Chronic stress dirsorder examples

  1. Headaches during the weekend or during vacation – sudden decrease of stress levels outside of work can cause headaches.
  2. Bruxism (grinding or clenching of the teeth) – people clench their teeth under stress. This can lead not only to jaw pains, but also to increased wearing down of the teeth. At night, during sleep and due to the lack of conscious control, this process is more pronounced, leading to bruxism – grinding of the teeth. 
  3. Nightmares – during the night, our dreams have a tendency to gradually improve, so that in the morning we usually wake up in a better mood than we were in the previous night. Stress causes more frequent waking during the night, interrupting sleep and provoking reoccurrence of nightmares. 
  4. Bleeding gums – stress increases the risk of periodontal disease. High levels of cortisol (stress hormone) damage the immune system and enable bacteria in the mouth to easily multiply. 
  5. Blackheads – stress increases inflammation processes in the skin, leading to the appearance of breakouts. 
  6. Itching of the skin – a recent study by Japanese scientists, conducted on more than 2000 people, showed that people suffering from chronic itching were twice as susceptible to stress. Besides the fact that itching alone can provoke a stressful reaction, the experts agree that there is a high likelihood that feelings of anxiety and tension intensify the causes underlying skin diseases such as dermatitis, eczema, and psoriasis. 
  7. Worsening of allergic reactions – stress hormones stimulate the production of immunoglobulin E, which acts to provoke allergic reactions. 
  8. Stomach pains – anxiety and stress can cause stomach pains, intestinal pain, as well as pain in other parts of the body – head, back, and can also provoke insomnia. 

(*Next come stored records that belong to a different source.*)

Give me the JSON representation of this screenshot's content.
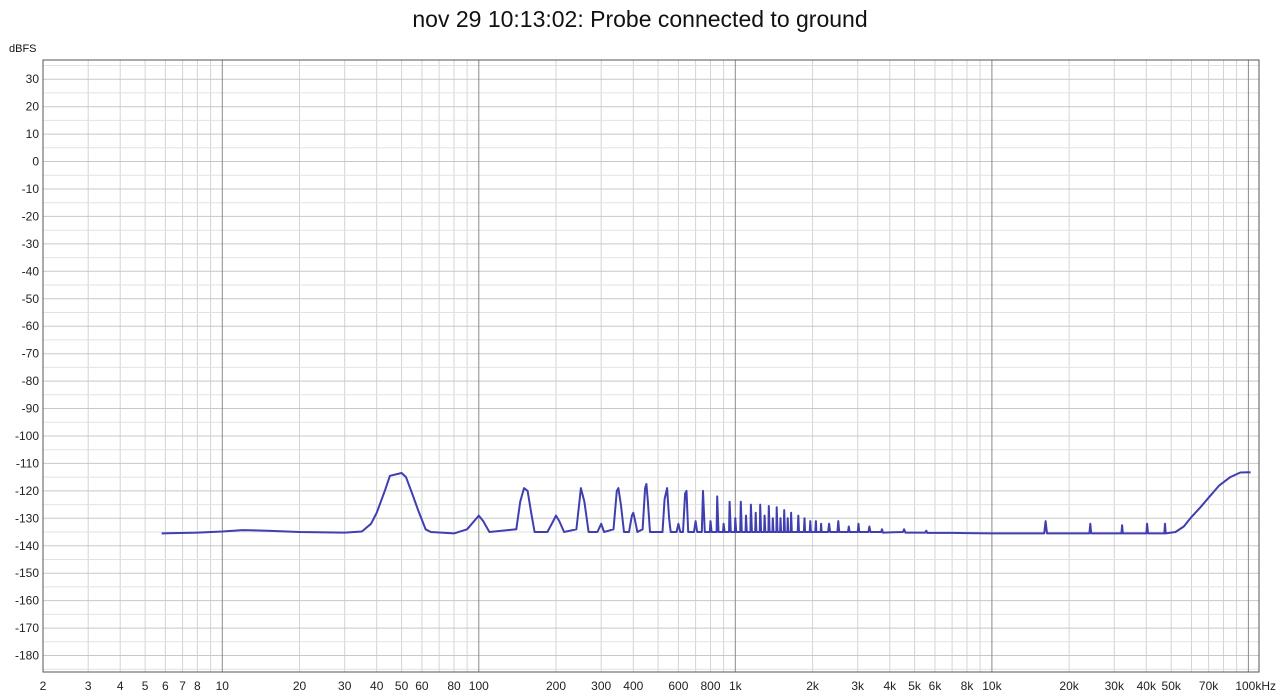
{
  "chart_data": {
    "type": "line",
    "title": "nov 29 10:13:02: Probe connected to ground",
    "ylabel": "dBFS",
    "xlabel": "",
    "x_scale": "log",
    "xlim": [
      2,
      110000
    ],
    "ylim": [
      -186,
      37
    ],
    "grid": true,
    "x_tick_labels": [
      {
        "v": 2,
        "t": "2"
      },
      {
        "v": 3,
        "t": "3"
      },
      {
        "v": 4,
        "t": "4"
      },
      {
        "v": 5,
        "t": "5"
      },
      {
        "v": 6,
        "t": "6"
      },
      {
        "v": 7,
        "t": "7"
      },
      {
        "v": 8,
        "t": "8"
      },
      {
        "v": 10,
        "t": "10"
      },
      {
        "v": 20,
        "t": "20"
      },
      {
        "v": 30,
        "t": "30"
      },
      {
        "v": 40,
        "t": "40"
      },
      {
        "v": 50,
        "t": "50"
      },
      {
        "v": 60,
        "t": "60"
      },
      {
        "v": 80,
        "t": "80"
      },
      {
        "v": 100,
        "t": "100"
      },
      {
        "v": 200,
        "t": "200"
      },
      {
        "v": 300,
        "t": "300"
      },
      {
        "v": 400,
        "t": "400"
      },
      {
        "v": 600,
        "t": "600"
      },
      {
        "v": 800,
        "t": "800"
      },
      {
        "v": 1000,
        "t": "1k"
      },
      {
        "v": 2000,
        "t": "2k"
      },
      {
        "v": 3000,
        "t": "3k"
      },
      {
        "v": 4000,
        "t": "4k"
      },
      {
        "v": 5000,
        "t": "5k"
      },
      {
        "v": 6000,
        "t": "6k"
      },
      {
        "v": 8000,
        "t": "8k"
      },
      {
        "v": 10000,
        "t": "10k"
      },
      {
        "v": 20000,
        "t": "20k"
      },
      {
        "v": 30000,
        "t": "30k"
      },
      {
        "v": 40000,
        "t": "40k"
      },
      {
        "v": 50000,
        "t": "50k"
      },
      {
        "v": 70000,
        "t": "70k"
      },
      {
        "v": 100000,
        "t": "100kHz"
      }
    ],
    "y_ticks": [
      30,
      20,
      10,
      0,
      -10,
      -20,
      -30,
      -40,
      -50,
      -60,
      -70,
      -80,
      -90,
      -100,
      -110,
      -120,
      -130,
      -140,
      -150,
      -160,
      -170,
      -180
    ],
    "series": [
      {
        "color": "#3f3fb0",
        "points": [
          [
            5.8,
            -135.5
          ],
          [
            8,
            -135.2
          ],
          [
            10,
            -134.8
          ],
          [
            12,
            -134.3
          ],
          [
            15,
            -134.5
          ],
          [
            20,
            -135
          ],
          [
            30,
            -135.2
          ],
          [
            35,
            -134.8
          ],
          [
            38,
            -132
          ],
          [
            40,
            -128
          ],
          [
            43,
            -120
          ],
          [
            45,
            -114.5
          ],
          [
            50,
            -113.5
          ],
          [
            52,
            -115
          ],
          [
            55,
            -121
          ],
          [
            58,
            -127
          ],
          [
            62,
            -134
          ],
          [
            65,
            -135
          ],
          [
            80,
            -135.5
          ],
          [
            90,
            -134
          ],
          [
            100,
            -129
          ],
          [
            104,
            -131
          ],
          [
            110,
            -135
          ],
          [
            140,
            -134
          ],
          [
            145,
            -124
          ],
          [
            150,
            -119
          ],
          [
            155,
            -120
          ],
          [
            160,
            -128
          ],
          [
            165,
            -135
          ],
          [
            185,
            -135
          ],
          [
            195,
            -131
          ],
          [
            200,
            -129
          ],
          [
            206,
            -131
          ],
          [
            215,
            -135
          ],
          [
            240,
            -134
          ],
          [
            250,
            -119
          ],
          [
            258,
            -124
          ],
          [
            268,
            -135
          ],
          [
            290,
            -135
          ],
          [
            300,
            -132
          ],
          [
            308,
            -135
          ],
          [
            335,
            -134
          ],
          [
            345,
            -120
          ],
          [
            350,
            -119
          ],
          [
            358,
            -125
          ],
          [
            368,
            -135
          ],
          [
            385,
            -135
          ],
          [
            395,
            -129
          ],
          [
            400,
            -128
          ],
          [
            405,
            -130
          ],
          [
            415,
            -135
          ],
          [
            435,
            -134
          ],
          [
            445,
            -119
          ],
          [
            450,
            -117.5
          ],
          [
            456,
            -124
          ],
          [
            465,
            -135
          ],
          [
            520,
            -135
          ],
          [
            530,
            -123
          ],
          [
            542,
            -119
          ],
          [
            552,
            -130
          ],
          [
            560,
            -135
          ],
          [
            590,
            -135
          ],
          [
            600,
            -132
          ],
          [
            610,
            -135
          ],
          [
            625,
            -135
          ],
          [
            637,
            -121
          ],
          [
            645,
            -120
          ],
          [
            655,
            -135
          ],
          [
            690,
            -135
          ],
          [
            700,
            -131
          ],
          [
            710,
            -135
          ],
          [
            740,
            -135
          ],
          [
            748,
            -120
          ],
          [
            760,
            -135
          ],
          [
            795,
            -135
          ],
          [
            800,
            -131
          ],
          [
            808,
            -135
          ],
          [
            845,
            -135
          ],
          [
            850,
            -122
          ],
          [
            860,
            -135
          ],
          [
            895,
            -135
          ],
          [
            900,
            -132
          ],
          [
            908,
            -135
          ],
          [
            945,
            -135
          ],
          [
            950,
            -124
          ],
          [
            960,
            -135
          ],
          [
            995,
            -135
          ],
          [
            1000,
            -130
          ],
          [
            1008,
            -135
          ],
          [
            1045,
            -135
          ],
          [
            1050,
            -124
          ],
          [
            1060,
            -135
          ],
          [
            1095,
            -135
          ],
          [
            1100,
            -129
          ],
          [
            1108,
            -135
          ],
          [
            1145,
            -135
          ],
          [
            1150,
            -125
          ],
          [
            1160,
            -135
          ],
          [
            1195,
            -135
          ],
          [
            1200,
            -128
          ],
          [
            1208,
            -135
          ],
          [
            1245,
            -135
          ],
          [
            1250,
            -125
          ],
          [
            1260,
            -135
          ],
          [
            1295,
            -135
          ],
          [
            1300,
            -129
          ],
          [
            1308,
            -135
          ],
          [
            1345,
            -135
          ],
          [
            1350,
            -125.5
          ],
          [
            1360,
            -135
          ],
          [
            1395,
            -135
          ],
          [
            1400,
            -130
          ],
          [
            1408,
            -135
          ],
          [
            1445,
            -135
          ],
          [
            1450,
            -126
          ],
          [
            1460,
            -135
          ],
          [
            1495,
            -135
          ],
          [
            1500,
            -130
          ],
          [
            1508,
            -135
          ],
          [
            1545,
            -135
          ],
          [
            1550,
            -127
          ],
          [
            1560,
            -135
          ],
          [
            1595,
            -135
          ],
          [
            1600,
            -130
          ],
          [
            1608,
            -135
          ],
          [
            1645,
            -135
          ],
          [
            1650,
            -128
          ],
          [
            1660,
            -135
          ],
          [
            1750,
            -135
          ],
          [
            1760,
            -129
          ],
          [
            1770,
            -135
          ],
          [
            1850,
            -135
          ],
          [
            1860,
            -130
          ],
          [
            1870,
            -135
          ],
          [
            1950,
            -135
          ],
          [
            1960,
            -131
          ],
          [
            1970,
            -135
          ],
          [
            2050,
            -135
          ],
          [
            2060,
            -131
          ],
          [
            2070,
            -135
          ],
          [
            2150,
            -135
          ],
          [
            2160,
            -132
          ],
          [
            2170,
            -135
          ],
          [
            2300,
            -135
          ],
          [
            2320,
            -132
          ],
          [
            2340,
            -135
          ],
          [
            2500,
            -135
          ],
          [
            2520,
            -131
          ],
          [
            2540,
            -135
          ],
          [
            2750,
            -135
          ],
          [
            2770,
            -133
          ],
          [
            2790,
            -135
          ],
          [
            3000,
            -135
          ],
          [
            3020,
            -132
          ],
          [
            3040,
            -135
          ],
          [
            3300,
            -135
          ],
          [
            3330,
            -133
          ],
          [
            3360,
            -135
          ],
          [
            3700,
            -135
          ],
          [
            3730,
            -134
          ],
          [
            3760,
            -135.2
          ],
          [
            4500,
            -135
          ],
          [
            4550,
            -134
          ],
          [
            4600,
            -135.2
          ],
          [
            5500,
            -135.2
          ],
          [
            5550,
            -134.5
          ],
          [
            5600,
            -135.3
          ],
          [
            7000,
            -135.3
          ],
          [
            8000,
            -135.4
          ],
          [
            10000,
            -135.5
          ],
          [
            15000,
            -135.5
          ],
          [
            16000,
            -135.5
          ],
          [
            16200,
            -131
          ],
          [
            16400,
            -135.5
          ],
          [
            24000,
            -135.5
          ],
          [
            24200,
            -132
          ],
          [
            24400,
            -135.5
          ],
          [
            32000,
            -135.5
          ],
          [
            32200,
            -132.5
          ],
          [
            32400,
            -135.5
          ],
          [
            40000,
            -135.5
          ],
          [
            40300,
            -132
          ],
          [
            40600,
            -135.5
          ],
          [
            47000,
            -135.5
          ],
          [
            47300,
            -132
          ],
          [
            47600,
            -135.5
          ],
          [
            52000,
            -135
          ],
          [
            56000,
            -133
          ],
          [
            60000,
            -129.5
          ],
          [
            65000,
            -126
          ],
          [
            70000,
            -122.5
          ],
          [
            77000,
            -118
          ],
          [
            85000,
            -115
          ],
          [
            93000,
            -113.3
          ],
          [
            100000,
            -113.2
          ],
          [
            102000,
            -113.3
          ]
        ]
      }
    ]
  }
}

What to do about stress disorder? First, you need to understand the underlying cause, and if possible to remove it. At the same time, experts advise to work on optimizing one’s daily schedule, relying on help and support from family and friends. It is also important to take care of oneself – to rest, to engage in physical exercise, to practice meditation.  
In some cases, stress disorder reaches such high levels that it leads to development of serious diseases where medical help and treatment is required (e.g., herbs or medications). If you find it hard to get rid of the feelings of anxiety or if you notice symptoms of depression, feel dissatisfied or disappointed in your behavior or behavior of people close to you, or if you simply feel a need for professional advice, talk to your doctor. 

In any case, you should not allow stress to harm your health. Seeking help in a timely manner will help you quickly resume a healthy, happy life.